Where To Get Your Piercing
If you don't want a blood-borne disease, choosing a reputable piercer is important business. Regulations vary across the globe, but you'll want to check out whether a piercer is licensed and a member of a professional organization for piercers, tattooists or body mod artists wherever you live. Don't just take their word for it either: verify it with the relevant bodies, which can sometimes be done online.
Once you have those biggies out the way, the Association of Professional Piercers recommends that you see the piercer's autoclave (sterilizer). Machines that use a combination of steam and pressure work well, while "dry heat" is not considered effective at all. Also ask to see recent spore test results, so you're sure the autoclave actually works properly.
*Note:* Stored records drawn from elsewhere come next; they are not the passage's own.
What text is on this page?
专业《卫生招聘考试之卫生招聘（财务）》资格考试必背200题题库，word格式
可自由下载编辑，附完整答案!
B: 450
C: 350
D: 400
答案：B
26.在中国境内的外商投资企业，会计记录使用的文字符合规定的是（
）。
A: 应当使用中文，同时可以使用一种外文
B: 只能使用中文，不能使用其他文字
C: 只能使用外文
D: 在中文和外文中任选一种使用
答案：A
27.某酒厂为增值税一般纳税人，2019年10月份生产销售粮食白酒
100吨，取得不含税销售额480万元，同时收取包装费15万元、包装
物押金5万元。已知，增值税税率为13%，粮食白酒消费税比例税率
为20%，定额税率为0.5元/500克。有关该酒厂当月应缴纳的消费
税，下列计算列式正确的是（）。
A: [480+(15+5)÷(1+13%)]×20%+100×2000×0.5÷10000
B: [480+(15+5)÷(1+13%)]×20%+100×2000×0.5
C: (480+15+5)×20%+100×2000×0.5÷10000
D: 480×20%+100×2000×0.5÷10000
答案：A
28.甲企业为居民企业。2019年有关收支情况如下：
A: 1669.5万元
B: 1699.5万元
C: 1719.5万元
- The piercer should wash and glove their hands.
- The equipment should be in individual sterilized packaging and placed on a sterile tray.
- If they touch anything but the sterile equipment, the piercer should change gloves.
- Needles should always be in individual sterile packages and opened in front of you. Needles that weren't in packages or were soaked in liquid are not safe!!!
- Needles should be thrown into a biohazard container after use.
You want your piercer to provide aftercare instructions in writing, to have a portfolio, and to run a clean-looking studio. Piercing is an art, and placing piercings is a lot harder than it looks. (That's just one of the reasons you should not be tempted to do a DIY piercing, by the way.) Use your common sense and make sure that you have a good feeling about the piercer, and that they are passionate about piercings and safety. Choose your piercer because you trust the studio, not because they offer a low price.